In March of 2009, grandson Nathan and I took our kayaks out to the Pedernales River in central Texas. Despite the Texas drought, this stretch of the river at the U.S. 281 crossing is dammed and it provides a suitable small lake for us to paddle on. Nathan was seven at the time, but he easily handled his own kayak as we explored the river for turtles, fish, and birds, and enjoyed the Texas spring sunshine.
We didn't find arrowheads, gold coins, or early bottles, but there were pieces of rusty barbed wire, interesting rocks, raccoon tracks and deer droppings – also known as "smart pills" – yes, I shared that old joke with the grandsons years ago.
Nathan was busy filling his pockets with suitable rocks when he found something else. "What's this, Pops?" he asked, as he handed me his most recent find. It was a piece of broken crockery or pottery, and a nice one, because it had part of a name imprinted in the clay. It was about two and one-half inches from top to bottom, and the readable letters were "Wm" on the top line and "CROB" on the second line. The outside was a nice mottled tan glaze and the inside had a shiny brown glaze.
I looked at lists of early Texas potters on the internet hoping for a hit, and I tried to figure out words or names that might fit the letters we had, but I didn't have much luck. Then I emailed a scan of the piece to two friends, Fraser Harris, a potter and collector of early crocks, and Larry Jones, another collector.
It was only minutes later that Larry emailed back and said the piece was part of an old pottery jug that once held Wm RADAM'S MICROBE KILLER, a patent "snake oil" medicine created in the 1880s by William Radam, a Texas nurseryman who had previously invented several potions to kill blight and fungi on plants. Right on the heels of that email came one from Fraser, who had come to the same conclusion and found a similar jug in a book on early Texas pottery.

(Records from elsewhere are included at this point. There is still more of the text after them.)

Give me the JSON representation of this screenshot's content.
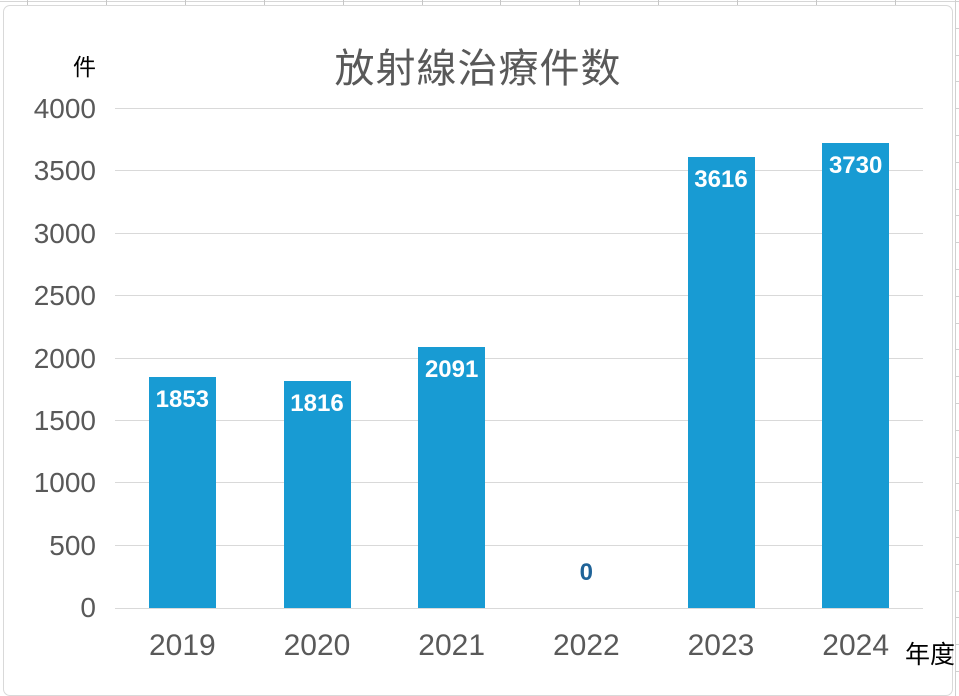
{
  "chart_data": {
    "type": "bar",
    "title": "放射線治療件数",
    "ylabel": "件",
    "xlabel": "年度",
    "categories": [
      "2019",
      "2020",
      "2021",
      "2022",
      "2023",
      "2024"
    ],
    "values": [
      1853,
      1816,
      2091,
      0,
      3616,
      3730
    ],
    "data_labels": [
      "1853",
      "1816",
      "2091",
      "0",
      "3616",
      "3730"
    ],
    "yticks": [
      0,
      500,
      1000,
      1500,
      2000,
      2500,
      3000,
      3500,
      4000
    ],
    "ylim": [
      0,
      4000
    ],
    "grid": true,
    "legend": "none",
    "bar_color": "#189bd3",
    "label_color_inside": "#ffffff",
    "label_color_outside": "#1f6398",
    "axis_text_color": "#595959",
    "title_color": "#595959",
    "gridline_color": "#d9d9d9"
  }
}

So, the mystery was quickly and easily solved, and the story was facinating – William Radam had concocted and sold a patent medicine which he claimed would cure most any human illness.
After working for 20 years at his own nursery business near Austin, Radam came down with malaria, and he theroized that he might cure human diseases the same way he had been curing the diseases of plants. He tried several concoctions, and after 6 months of drinking the potions, declared himself cured. Radam claimed the potion was a complex process that used sulfur, sodium nitrate, manganese oxide, sandalwood, and potassium chloride.

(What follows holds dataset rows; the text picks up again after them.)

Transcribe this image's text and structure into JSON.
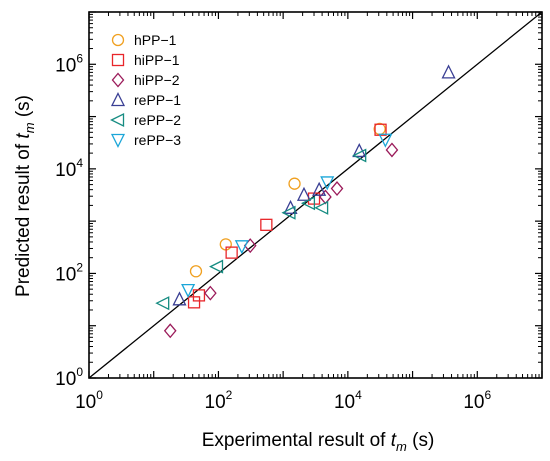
{
  "chart_data": {
    "type": "scatter",
    "title": "",
    "xlabel": {
      "prefix": "Experimental result of ",
      "var": "t",
      "sub": "m",
      "suffix": " (s)"
    },
    "ylabel": {
      "prefix": "Predicted result of ",
      "var": "t",
      "sub": "m",
      "suffix": " (s)"
    },
    "xscale": "log",
    "yscale": "log",
    "xlim": [
      1,
      10000000
    ],
    "ylim": [
      1,
      10000000
    ],
    "x_ticks": [
      {
        "value": 1,
        "base": "10",
        "exp": "0"
      },
      {
        "value": 100,
        "base": "10",
        "exp": "2"
      },
      {
        "value": 10000,
        "base": "10",
        "exp": "4"
      },
      {
        "value": 1000000,
        "base": "10",
        "exp": "6"
      }
    ],
    "y_ticks": [
      {
        "value": 1,
        "base": "10",
        "exp": "0"
      },
      {
        "value": 100,
        "base": "10",
        "exp": "2"
      },
      {
        "value": 10000,
        "base": "10",
        "exp": "4"
      },
      {
        "value": 1000000,
        "base": "10",
        "exp": "6"
      }
    ],
    "grid": false,
    "legend_position": "top-left",
    "reference_line": "y = x",
    "series": [
      {
        "name": "hPP−1",
        "marker": "circle",
        "color": "#F0A020",
        "points": [
          [
            45,
            110
          ],
          [
            130,
            360
          ],
          [
            1500,
            5200
          ],
          [
            31000,
            58000
          ]
        ]
      },
      {
        "name": "hiPP−1",
        "marker": "square",
        "color": "#E8262A",
        "points": [
          [
            42,
            28
          ],
          [
            50,
            38
          ],
          [
            160,
            250
          ],
          [
            550,
            850
          ],
          [
            3000,
            2700
          ],
          [
            32000,
            56000
          ]
        ]
      },
      {
        "name": "hiPP−2",
        "marker": "diamond",
        "color": "#9B1B5A",
        "points": [
          [
            18,
            8
          ],
          [
            75,
            42
          ],
          [
            310,
            340
          ],
          [
            4500,
            2900
          ],
          [
            6800,
            4200
          ],
          [
            48000,
            23000
          ]
        ]
      },
      {
        "name": "rePP−1",
        "marker": "triangle-up",
        "color": "#3A3F94",
        "points": [
          [
            25,
            32
          ],
          [
            1300,
            1800
          ],
          [
            2100,
            3200
          ],
          [
            3600,
            4000
          ],
          [
            15000,
            22000
          ],
          [
            360000,
            700000
          ]
        ]
      },
      {
        "name": "rePP−2",
        "marker": "triangle-left",
        "color": "#168C82",
        "points": [
          [
            14,
            27
          ],
          [
            95,
            135
          ],
          [
            1250,
            1450
          ],
          [
            2500,
            2200
          ],
          [
            4000,
            1800
          ],
          [
            15500,
            18000
          ]
        ]
      },
      {
        "name": "rePP−3",
        "marker": "triangle-down",
        "color": "#1BA6D8",
        "points": [
          [
            34,
            48
          ],
          [
            230,
            330
          ],
          [
            4800,
            5500
          ],
          [
            38000,
            36000
          ]
        ]
      }
    ]
  }
}
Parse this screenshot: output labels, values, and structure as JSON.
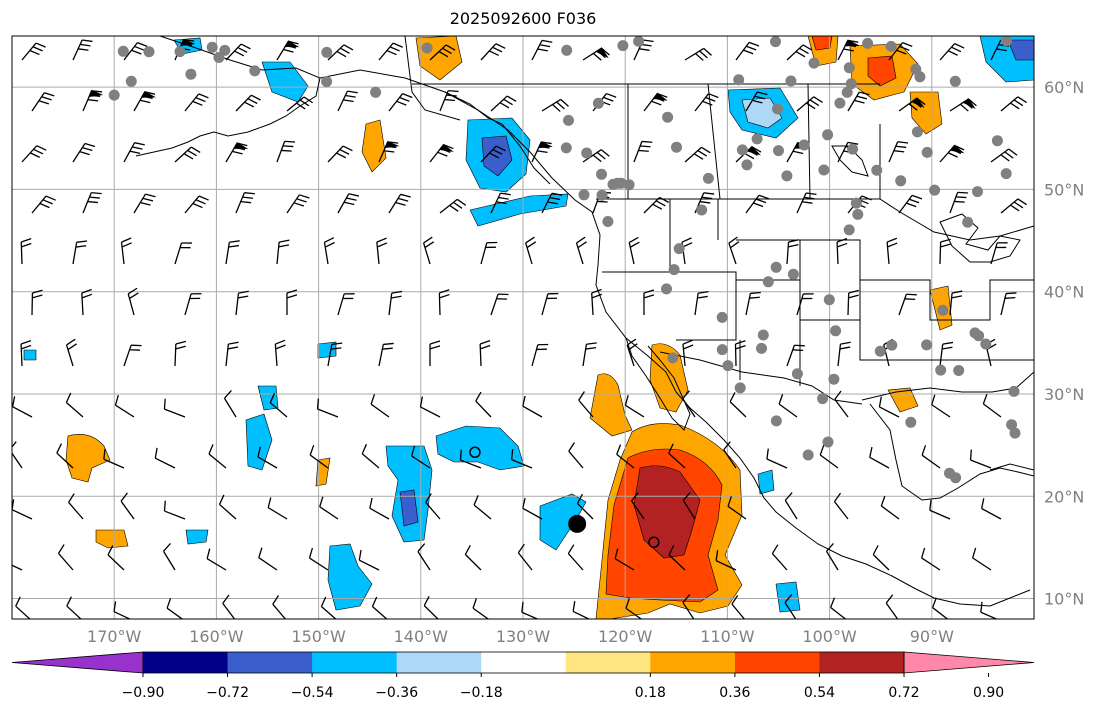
{
  "title": "2025092600 F036",
  "map": {
    "lon_range": [
      -180,
      -80
    ],
    "lat_range": [
      8,
      65
    ],
    "lon_ticks": [
      -170,
      -160,
      -150,
      -140,
      -130,
      -120,
      -110,
      -100,
      -90
    ],
    "lat_ticks": [
      10,
      20,
      30,
      40,
      50,
      60
    ],
    "lon_tick_labels": [
      "170°W",
      "160°W",
      "150°W",
      "140°W",
      "130°W",
      "120°W",
      "110°W",
      "100°W",
      "90°W"
    ],
    "lat_tick_labels": [
      "10°N",
      "20°N",
      "30°N",
      "40°N",
      "50°N",
      "60°N"
    ],
    "grid": true,
    "gridline_color": "#aaaaaa",
    "grey_dot_color": "#808080",
    "markers": {
      "filled_circle": {
        "lon": -124.7,
        "lat": 17.3
      },
      "open_circles": [
        {
          "lon": -134.7,
          "lat": 24.3
        },
        {
          "lon": -117.2,
          "lat": 15.5
        }
      ]
    }
  },
  "colorbar": {
    "tick_values": [
      -0.9,
      -0.72,
      -0.54,
      -0.36,
      -0.18,
      0.18,
      0.36,
      0.54,
      0.72,
      0.9
    ],
    "tick_labels": [
      "−0.90",
      "−0.72",
      "−0.54",
      "−0.36",
      "−0.18",
      "0.18",
      "0.36",
      "0.54",
      "0.72",
      "0.90"
    ],
    "under_color": "#9932cc",
    "over_color": "#ff88aa",
    "colors": [
      "#00008b",
      "#3a5fcd",
      "#00bfff",
      "#add8f6",
      "#ffffff",
      "#ffe680",
      "#ffa500",
      "#ff4500",
      "#b22222"
    ],
    "extend": "both"
  }
}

The first Microbe Killer jugs appear to have been salt-glazed stoneware manufactured by Meyer Pottery in Atascosa, just south of San Antonio. It seemed that Nathan had found a piece of one of those and the jug had probably been thrown into a trash dump on or near the bank of the river.
Below is a stoneware jug that is similar to the the one that which Nathan's pottery sherd was originally a part of.
Thanks to Nathan's keen eye, we both ended up with something for "Show and Tell." He took the the pottery sherd and it's story to school, and he allowed me to write about his find in this blog entry.